Air pollution is believed to have contributed to seven per cent of deaths in Redbridge, according to new figures showing the borough to be one of the worst in outer-London.
Public Health England (PHE) last week published a report outlining, for the first time, the effects of the borough’s air quality – including shortening the time residents can expect to live.
The figures from 2010 illustrate the effects of long-term exposure to man-made particles less than 2.5 microns in diameter.
A total of 123 people in Redbridge lost their lives as a result of pollution that year, it is believed.
Neighbouring Waltham Forest has the highest percentage of deaths attributed to pollution at 7.3 per cent.
In February the Department for Environment and Rural Affairs revealed that the A406, which runs through South Woodford and Waltham Forest, emits the 24th highest level of nitrogen dioxide in the country.
PHE says its study focuses on exposure over many years, rather than exposure to short-term levels of high pollution such as those witnessed earlier this month.
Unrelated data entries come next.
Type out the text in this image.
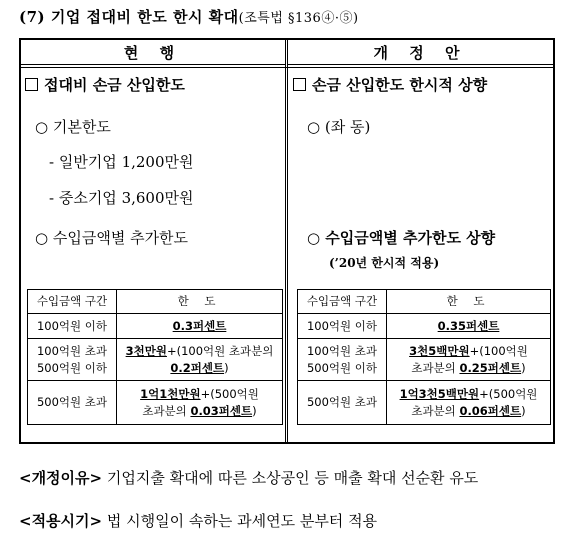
(7) 기업 접대비 한도 한시 확대(조특법 §136④·⑤)
현 행	개 정 안
접대비 손금 산입한도
○ 기본한도
- 일반기업 1,200만원
- 중소기업 3,600만원
○ 수입금액별 추가한도
손금 산입한도 한시적 상향
○ (좌 동)
○ 수입금액별 추가한도 상향
(’20년 한시적 적용)
수입금액 구간	한 도
100억원 이하	0.3퍼센트
100억원 초과
500억원 이하	3천만원+(100억원 초과분의
0.2퍼센트)
500억원 초과	1억1천만원+(500억원
초과분의 0.03퍼센트)
수입금액 구간	한 도
100억원 이하	0.35퍼센트
100억원 초과
500억원 이하	3천5백만원+(100억원
초과분의 0.25퍼센트)
500억원 초과	1억3천5백만원+(500억원
초과분의 0.06퍼센트)
<개정이유> 기업지출 확대에 따른 소상공인 등 매출 확대 선순환 유도
<적용시기> 법 시행일이 속하는 과세연도 분부터 적용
But it did say that the effects of short-term exposure can include death and the worsening of lung function and asthma.
Dr Paul Cosford, director of health protection and medical director at PHE, said: “Policies that encourage a shift from motorised transport to walking and cycling would be expected to reduce total vehicle emissions, including particulate pollution.
“Local authorities could also consider other measures to improve air quality, such as implementing low emission strategies as well as the appropriate design of green spaces."